In another session, run tail -f <errorlogfile> and watch InnoDB Crash Recovery.

If mysql is fully started back up and InnoDB crash recovery has completed, try to shut mysql down immediately. You may need to resize your InnoDB Transaction Logs.

Sorry for these wild suggestions, but I am flying blind here.

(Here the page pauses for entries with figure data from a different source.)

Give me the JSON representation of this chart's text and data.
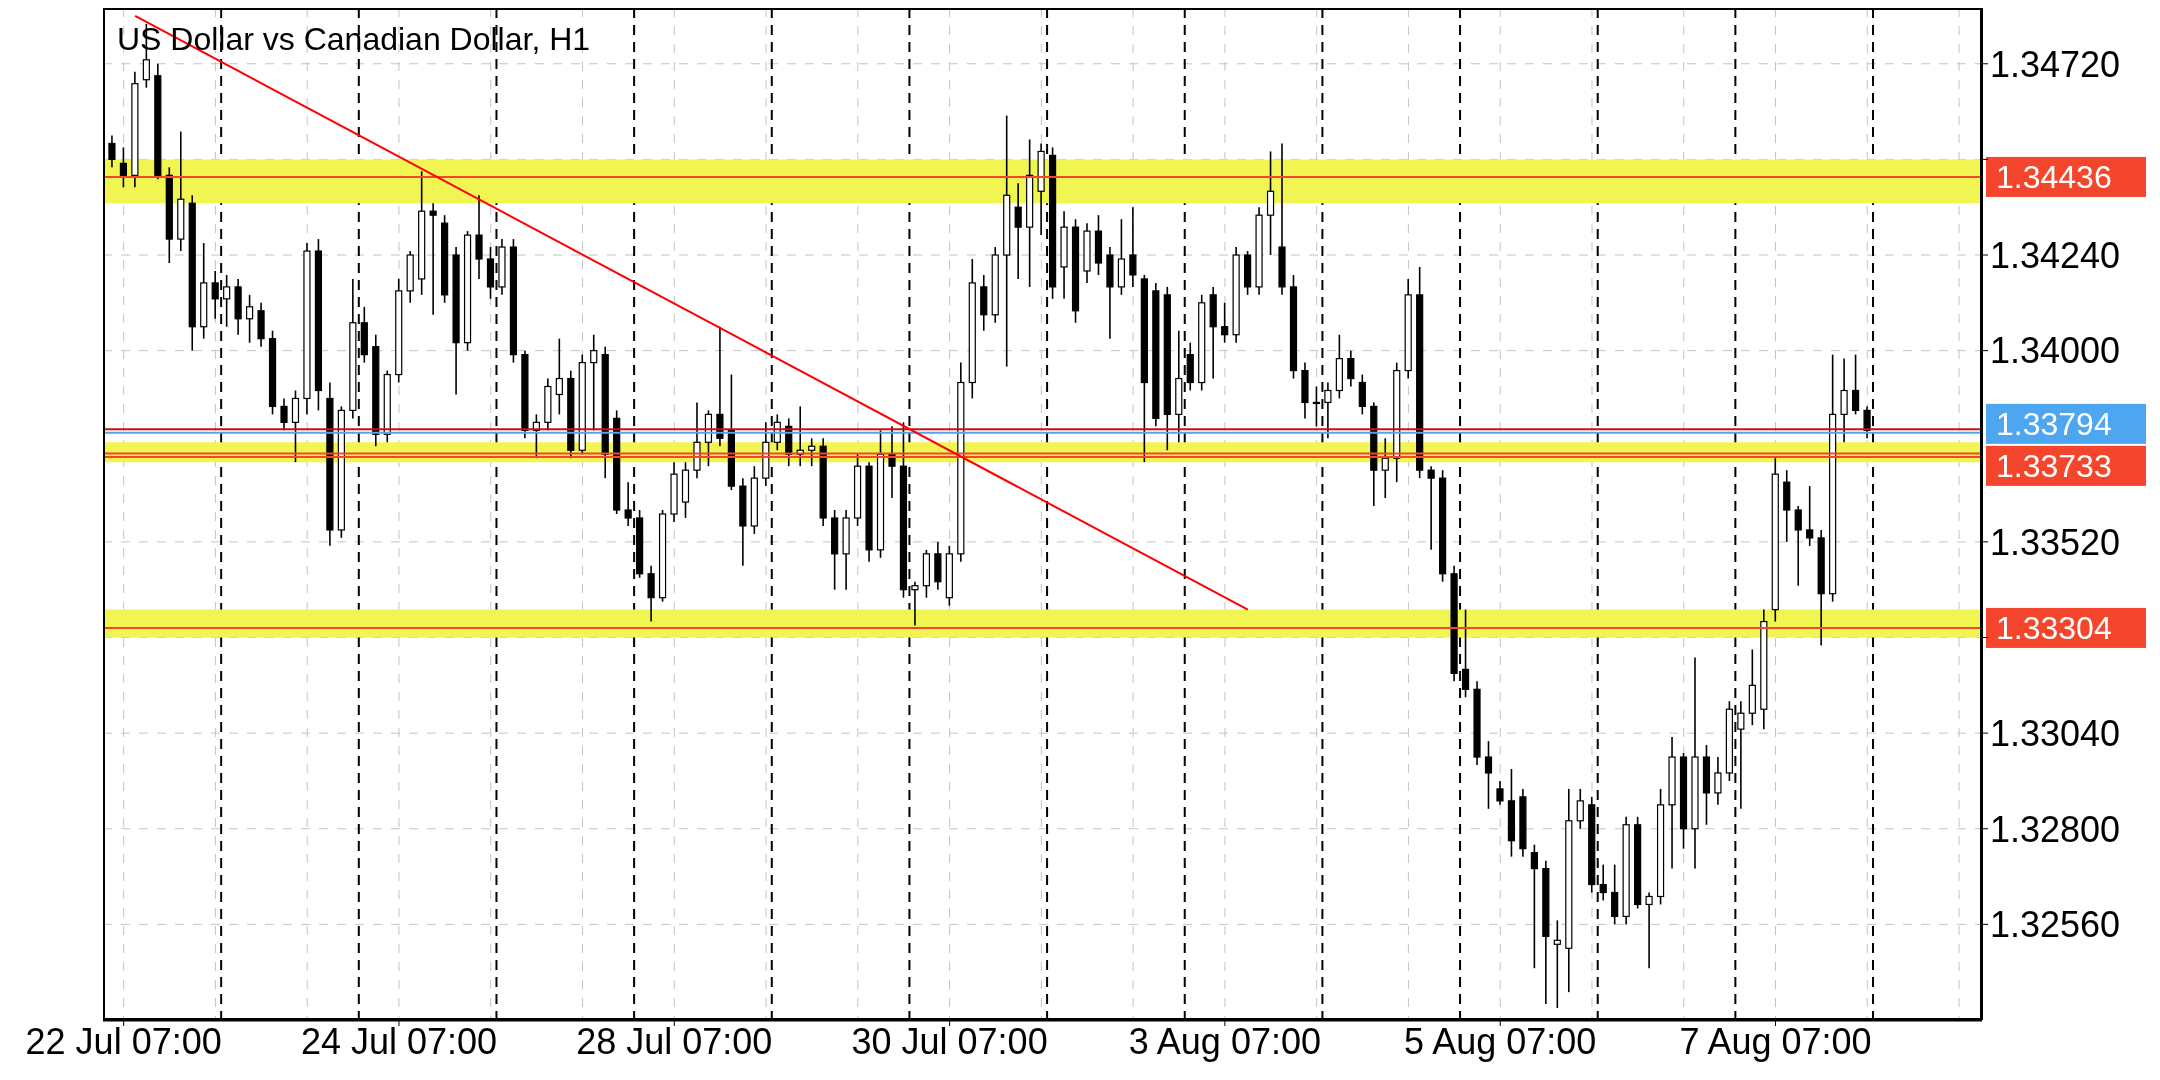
{
  "chart_data": {
    "type": "candlestick",
    "title": "US Dollar vs Canadian Dollar, H1",
    "color": "#000000",
    "categories": [
      null,
      "22 Jul 07:00",
      null,
      null,
      null,
      null,
      null,
      null,
      null,
      null,
      null,
      null,
      null,
      null,
      null,
      null,
      null,
      null,
      null,
      null,
      null,
      null,
      null,
      null,
      null,
      "24 Jul 07:00",
      null,
      null,
      null,
      null,
      null,
      null,
      null,
      null,
      null,
      null,
      null,
      null,
      null,
      null,
      null,
      null,
      null,
      null,
      null,
      null,
      null,
      null,
      null,
      "28 Jul 07:00",
      null,
      null,
      null,
      null,
      null,
      null,
      null,
      null,
      null,
      null,
      null,
      null,
      null,
      null,
      null,
      null,
      null,
      null,
      null,
      null,
      null,
      null,
      null,
      "30 Jul 07:00",
      null,
      null,
      null,
      null,
      null,
      null,
      null,
      null,
      null,
      null,
      null,
      null,
      null,
      null,
      null,
      null,
      null,
      null,
      null,
      null,
      null,
      null,
      null,
      "3 Aug 07:00",
      null,
      null,
      null,
      null,
      null,
      null,
      null,
      null,
      null,
      null,
      null,
      null,
      null,
      null,
      null,
      null,
      null,
      null,
      null,
      null,
      null,
      null,
      null,
      "5 Aug 07:00",
      null,
      null,
      null,
      null,
      null,
      null,
      null,
      null,
      null,
      null,
      null,
      null,
      null,
      null,
      null,
      null,
      null,
      null,
      null,
      null,
      null,
      null,
      null,
      "7 Aug 07:00",
      null,
      null,
      null,
      null,
      null,
      null,
      null,
      null
    ],
    "ohlc": [
      [
        1.3452,
        1.3454,
        1.3446,
        1.3448
      ],
      [
        1.3447,
        1.3451,
        1.3441,
        1.3444
      ],
      [
        1.3444,
        1.347,
        1.3441,
        1.3467
      ],
      [
        1.3468,
        1.3482,
        1.3466,
        1.3473
      ],
      [
        1.3469,
        1.3472,
        1.3443,
        1.3444
      ],
      [
        1.3444,
        1.3446,
        1.3422,
        1.3428
      ],
      [
        1.3428,
        1.3455,
        1.3425,
        1.3438
      ],
      [
        1.3437,
        1.3439,
        1.34,
        1.3406
      ],
      [
        1.3406,
        1.3427,
        1.3403,
        1.3417
      ],
      [
        1.3417,
        1.342,
        1.3408,
        1.3413
      ],
      [
        1.3413,
        1.3419,
        1.3406,
        1.3416
      ],
      [
        1.3416,
        1.3418,
        1.3404,
        1.3408
      ],
      [
        1.3408,
        1.3414,
        1.3402,
        1.3411
      ],
      [
        1.341,
        1.3412,
        1.3401,
        1.3403
      ],
      [
        1.3403,
        1.3405,
        1.3384,
        1.3386
      ],
      [
        1.3386,
        1.3388,
        1.338,
        1.3382
      ],
      [
        1.3382,
        1.339,
        1.3372,
        1.3388
      ],
      [
        1.3388,
        1.3427,
        1.3384,
        1.3425
      ],
      [
        1.3425,
        1.3428,
        1.3385,
        1.339
      ],
      [
        1.3388,
        1.3392,
        1.3351,
        1.3355
      ],
      [
        1.3355,
        1.3386,
        1.3353,
        1.3385
      ],
      [
        1.3385,
        1.3418,
        1.3383,
        1.3407
      ],
      [
        1.3407,
        1.3411,
        1.3397,
        1.3399
      ],
      [
        1.3401,
        1.3404,
        1.3376,
        1.3379
      ],
      [
        1.3379,
        1.3395,
        1.3377,
        1.3394
      ],
      [
        1.3394,
        1.3418,
        1.3392,
        1.3415
      ],
      [
        1.3415,
        1.3425,
        1.3412,
        1.3424
      ],
      [
        1.3418,
        1.3445,
        1.3414,
        1.3435
      ],
      [
        1.3435,
        1.3437,
        1.3409,
        1.3434
      ],
      [
        1.3432,
        1.3434,
        1.3412,
        1.3414
      ],
      [
        1.3424,
        1.3426,
        1.3389,
        1.3402
      ],
      [
        1.3402,
        1.343,
        1.34,
        1.3429
      ],
      [
        1.3429,
        1.3439,
        1.3418,
        1.3423
      ],
      [
        1.3423,
        1.3426,
        1.3413,
        1.3416
      ],
      [
        1.3416,
        1.3428,
        1.3414,
        1.3426
      ],
      [
        1.3426,
        1.3428,
        1.3397,
        1.3399
      ],
      [
        1.3399,
        1.34,
        1.3378,
        1.338
      ],
      [
        1.338,
        1.3384,
        1.3373,
        1.3382
      ],
      [
        1.3382,
        1.3393,
        1.338,
        1.3391
      ],
      [
        1.3389,
        1.3403,
        1.3384,
        1.3393
      ],
      [
        1.3393,
        1.3395,
        1.3373,
        1.3375
      ],
      [
        1.3375,
        1.3399,
        1.3374,
        1.3397
      ],
      [
        1.3397,
        1.3404,
        1.338,
        1.34
      ],
      [
        1.3399,
        1.3401,
        1.3368,
        1.3374
      ],
      [
        1.3383,
        1.3385,
        1.3359,
        1.336
      ],
      [
        1.336,
        1.3367,
        1.3356,
        1.3358
      ],
      [
        1.3358,
        1.336,
        1.3343,
        1.3344
      ],
      [
        1.3344,
        1.3346,
        1.3332,
        1.3338
      ],
      [
        1.3338,
        1.336,
        1.3337,
        1.3359
      ],
      [
        1.3359,
        1.3372,
        1.3357,
        1.3369
      ],
      [
        1.3362,
        1.3372,
        1.3358,
        1.337
      ],
      [
        1.337,
        1.3387,
        1.3368,
        1.3377
      ],
      [
        1.3377,
        1.3385,
        1.3371,
        1.3384
      ],
      [
        1.3384,
        1.3406,
        1.3376,
        1.3378
      ],
      [
        1.338,
        1.3394,
        1.3365,
        1.3366
      ],
      [
        1.3366,
        1.3368,
        1.3346,
        1.3356
      ],
      [
        1.3356,
        1.3371,
        1.3354,
        1.3368
      ],
      [
        1.3368,
        1.3382,
        1.3366,
        1.3377
      ],
      [
        1.3377,
        1.3384,
        1.3375,
        1.3382
      ],
      [
        1.3381,
        1.3383,
        1.3371,
        1.3374
      ],
      [
        1.3374,
        1.3386,
        1.3371,
        1.3375
      ],
      [
        1.3375,
        1.3378,
        1.3371,
        1.3376
      ],
      [
        1.3376,
        1.3378,
        1.3356,
        1.3358
      ],
      [
        1.3358,
        1.336,
        1.334,
        1.3349
      ],
      [
        1.3349,
        1.336,
        1.334,
        1.3358
      ],
      [
        1.3358,
        1.3374,
        1.3356,
        1.3371
      ],
      [
        1.3371,
        1.3372,
        1.3347,
        1.335
      ],
      [
        1.335,
        1.338,
        1.3348,
        1.3374
      ],
      [
        1.3374,
        1.3381,
        1.3363,
        1.3371
      ],
      [
        1.3371,
        1.3382,
        1.3338,
        1.334
      ],
      [
        1.334,
        1.3342,
        1.3331,
        1.3341
      ],
      [
        1.3341,
        1.335,
        1.3338,
        1.3349
      ],
      [
        1.3349,
        1.3352,
        1.334,
        1.3342
      ],
      [
        1.3338,
        1.3351,
        1.3336,
        1.3349
      ],
      [
        1.3349,
        1.3397,
        1.3347,
        1.3392
      ],
      [
        1.3392,
        1.3423,
        1.3388,
        1.3417
      ],
      [
        1.3416,
        1.3419,
        1.3405,
        1.3409
      ],
      [
        1.3409,
        1.3426,
        1.3407,
        1.3424
      ],
      [
        1.3424,
        1.3459,
        1.3396,
        1.3439
      ],
      [
        1.3436,
        1.3442,
        1.3418,
        1.3431
      ],
      [
        1.3431,
        1.3453,
        1.3416,
        1.3444
      ],
      [
        1.344,
        1.3452,
        1.3429,
        1.345
      ],
      [
        1.3449,
        1.3451,
        1.3413,
        1.3416
      ],
      [
        1.3421,
        1.3435,
        1.3413,
        1.3431
      ],
      [
        1.3431,
        1.3433,
        1.3407,
        1.341
      ],
      [
        1.342,
        1.3432,
        1.3417,
        1.343
      ],
      [
        1.343,
        1.3434,
        1.3419,
        1.3422
      ],
      [
        1.3424,
        1.3426,
        1.3403,
        1.3416
      ],
      [
        1.3416,
        1.3433,
        1.3414,
        1.3423
      ],
      [
        1.3424,
        1.3436,
        1.3416,
        1.3419
      ],
      [
        1.3418,
        1.3419,
        1.3372,
        1.3392
      ],
      [
        1.3415,
        1.3417,
        1.3381,
        1.3383
      ],
      [
        1.3414,
        1.3416,
        1.3375,
        1.3384
      ],
      [
        1.3384,
        1.3405,
        1.3377,
        1.3393
      ],
      [
        1.3399,
        1.3402,
        1.339,
        1.3392
      ],
      [
        1.3392,
        1.3414,
        1.339,
        1.3412
      ],
      [
        1.3414,
        1.3416,
        1.3393,
        1.3406
      ],
      [
        1.3406,
        1.3412,
        1.3402,
        1.3404
      ],
      [
        1.3404,
        1.3426,
        1.3402,
        1.3424
      ],
      [
        1.3424,
        1.3425,
        1.3414,
        1.3416
      ],
      [
        1.3416,
        1.3436,
        1.3414,
        1.3434
      ],
      [
        1.3434,
        1.345,
        1.3424,
        1.344
      ],
      [
        1.3426,
        1.3452,
        1.3414,
        1.3416
      ],
      [
        1.3416,
        1.3419,
        1.3393,
        1.3395
      ],
      [
        1.3395,
        1.3397,
        1.3383,
        1.3387
      ],
      [
        1.3387,
        1.3391,
        1.3381,
        1.3387
      ],
      [
        1.3387,
        1.3392,
        1.3378,
        1.339
      ],
      [
        1.339,
        1.3404,
        1.3388,
        1.3398
      ],
      [
        1.3398,
        1.34,
        1.3391,
        1.3393
      ],
      [
        1.3392,
        1.3394,
        1.3384,
        1.3386
      ],
      [
        1.3386,
        1.3387,
        1.3361,
        1.337
      ],
      [
        1.337,
        1.3378,
        1.3363,
        1.3373
      ],
      [
        1.3373,
        1.3397,
        1.3367,
        1.3395
      ],
      [
        1.3395,
        1.3418,
        1.3393,
        1.3414
      ],
      [
        1.3414,
        1.3421,
        1.3368,
        1.337
      ],
      [
        1.337,
        1.3371,
        1.335,
        1.3368
      ],
      [
        1.3368,
        1.337,
        1.3342,
        1.3344
      ],
      [
        1.3344,
        1.3346,
        1.3317,
        1.3319
      ],
      [
        1.332,
        1.3335,
        1.3313,
        1.3315
      ],
      [
        1.3315,
        1.3317,
        1.3296,
        1.3298
      ],
      [
        1.3298,
        1.3302,
        1.3285,
        1.3294
      ],
      [
        1.329,
        1.3292,
        1.3286,
        1.3287
      ],
      [
        1.3287,
        1.3295,
        1.3273,
        1.3277
      ],
      [
        1.3288,
        1.329,
        1.3273,
        1.3275
      ],
      [
        1.3274,
        1.3276,
        1.3245,
        1.327
      ],
      [
        1.327,
        1.3272,
        1.3236,
        1.3253
      ],
      [
        1.3251,
        1.3257,
        1.3235,
        1.3252
      ],
      [
        1.325,
        1.329,
        1.3239,
        1.3282
      ],
      [
        1.3282,
        1.329,
        1.328,
        1.3287
      ],
      [
        1.3286,
        1.3288,
        1.3264,
        1.3266
      ],
      [
        1.3266,
        1.3271,
        1.3262,
        1.3264
      ],
      [
        1.3264,
        1.3271,
        1.3256,
        1.3258
      ],
      [
        1.3258,
        1.3283,
        1.3256,
        1.3281
      ],
      [
        1.3281,
        1.3283,
        1.326,
        1.3261
      ],
      [
        1.3261,
        1.3264,
        1.3245,
        1.3263
      ],
      [
        1.3263,
        1.329,
        1.3261,
        1.3286
      ],
      [
        1.3286,
        1.3303,
        1.327,
        1.3298
      ],
      [
        1.3298,
        1.3299,
        1.3275,
        1.328
      ],
      [
        1.328,
        1.3323,
        1.327,
        1.3298
      ],
      [
        1.3298,
        1.3301,
        1.3281,
        1.3289
      ],
      [
        1.3289,
        1.3298,
        1.3286,
        1.3294
      ],
      [
        1.3294,
        1.3312,
        1.3292,
        1.331
      ],
      [
        1.3305,
        1.3312,
        1.3285,
        1.3309
      ],
      [
        1.3309,
        1.3325,
        1.3306,
        1.3316
      ],
      [
        1.331,
        1.3335,
        1.3305,
        1.3332
      ],
      [
        1.3335,
        1.3373,
        1.3332,
        1.3369
      ],
      [
        1.3367,
        1.337,
        1.3352,
        1.336
      ],
      [
        1.336,
        1.3361,
        1.3341,
        1.3355
      ],
      [
        1.3355,
        1.3366,
        1.3351,
        1.3353
      ],
      [
        1.3353,
        1.3355,
        1.3326,
        1.3339
      ],
      [
        1.3339,
        1.3399,
        1.3337,
        1.3384
      ],
      [
        1.3384,
        1.3398,
        1.3377,
        1.339
      ],
      [
        1.339,
        1.3399,
        1.3384,
        1.3385
      ],
      [
        1.3385,
        1.3386,
        1.3378,
        1.338
      ]
    ],
    "series": [
      {
        "type": "line",
        "color": "#ff0000",
        "values": [
          null,
          null,
          1.3484,
          null,
          null,
          null,
          null,
          null,
          null,
          null,
          null,
          null,
          null,
          null,
          null,
          null,
          null,
          null,
          null,
          null,
          null,
          null,
          null,
          null,
          null,
          null,
          null,
          null,
          null,
          null,
          null,
          null,
          null,
          null,
          null,
          null,
          null,
          null,
          null,
          null,
          null,
          null,
          null,
          null,
          null,
          null,
          null,
          null,
          null,
          null,
          null,
          null,
          null,
          null,
          null,
          null,
          null,
          null,
          null,
          null,
          null,
          null,
          null,
          null,
          null,
          null,
          null,
          null,
          null,
          null,
          null,
          null,
          null,
          null,
          null,
          null,
          null,
          null,
          null,
          null,
          null,
          null,
          null,
          null,
          null,
          null,
          null,
          null,
          null,
          null,
          null,
          null,
          null,
          null,
          null,
          null,
          null,
          null,
          null,
          1.3335,
          null,
          null,
          null,
          null,
          null,
          null,
          null,
          null,
          null,
          null,
          null,
          null,
          null,
          null,
          null,
          null,
          null,
          null,
          null,
          null,
          null,
          null,
          null,
          null,
          null,
          null,
          null,
          null,
          null,
          null,
          null,
          null,
          null,
          null,
          null,
          null,
          null,
          null,
          null,
          null,
          null,
          null,
          null,
          null,
          null,
          null,
          null,
          null,
          null,
          null,
          null,
          null,
          null,
          null
        ]
      }
    ],
    "ylim": [
      1.3232,
      1.3486
    ],
    "yticks": [
      {
        "value": 1.3472,
        "label": "1.34720"
      },
      {
        "value": 1.3448,
        "label": null
      },
      {
        "value": 1.3424,
        "label": "1.34240"
      },
      {
        "value": 1.34,
        "label": "1.34000"
      },
      {
        "value": 1.3352,
        "label": "1.33520"
      },
      {
        "value": 1.3328,
        "label": null
      },
      {
        "value": 1.3304,
        "label": "1.33040"
      },
      {
        "value": 1.328,
        "label": "1.32800"
      },
      {
        "value": 1.3256,
        "label": "1.32560"
      }
    ],
    "grid": true,
    "bands": [
      {
        "axis": "y",
        "from": 1.3437,
        "to": 1.3448,
        "color": "#f0f552"
      },
      {
        "axis": "y",
        "from": 1.3372,
        "to": 1.3377,
        "color": "#f0f552"
      },
      {
        "axis": "y",
        "from": 1.3328,
        "to": 1.3335,
        "color": "#f0f552"
      }
    ],
    "ref_lines": [
      {
        "axis": "y",
        "value": 1.34436,
        "label": "1.34436",
        "color": "#f4462c"
      },
      {
        "axis": "y",
        "value": 1.33803,
        "color": "#c81010"
      },
      {
        "axis": "y",
        "value": 1.33794,
        "label": "1.33794",
        "color": "#4ea5f0"
      },
      {
        "axis": "y",
        "value": 1.33742,
        "color": "#f4462c"
      },
      {
        "axis": "y",
        "value": 1.33733,
        "label": "1.33733",
        "color": "#f4462c"
      },
      {
        "axis": "y",
        "value": 1.33304,
        "label": "1.33304",
        "color": "#f4462c"
      }
    ]
  }
}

Please post the following in the question:

  • your entire my.cnf
  • how much RAM is on board

UPDATE 2012-12-05 12:09 EDT

Please do the following:

STEP 01) Add these changes to my.cnf

[mysqld]
max_allowed_packet=1G
innodb_fast_shutdown=0
innodb_thread_concurrency=0

STEP 02) service mysql restart

to make sure mysql comes up

STEP 03) You need to resize ib_logfile0 and ib_logfile1 (24M might be too small)

service mysql stop
cd /var/lib/mysql
mv ib_logfile0 ib_logfile0.bak
mv ib_logfile1 ib_logfile1.bak

STEP 04) Add these changes to my.cnf

[mysqld]
innodb_log_file_size=512M
innodb_log_buffer_size=8M

STEP 05) service mysql start

mysqld will recreate ib_logfile0 and ib_logfile1 512M each

Now, try and see what happens....

UPDATE 2012-12-05 12:18 EDT

In the meantime, please read my ServerFault post on the mysql packet and its sizing implication with regard to the innodb_log_file_size and innodb_log_buffer_size as I learned from someone else's ServerFault post.

UPDATE 2012-12-05 14:28 EDT

I edited all references to customer tables out of this question.

The root cause was a damaged page in ibdata1 with data and index pages mixed inside. I helped Andrew migrate data out, recreate ibdata1 with innodb_file_per_table, and Andrew reloaded the data.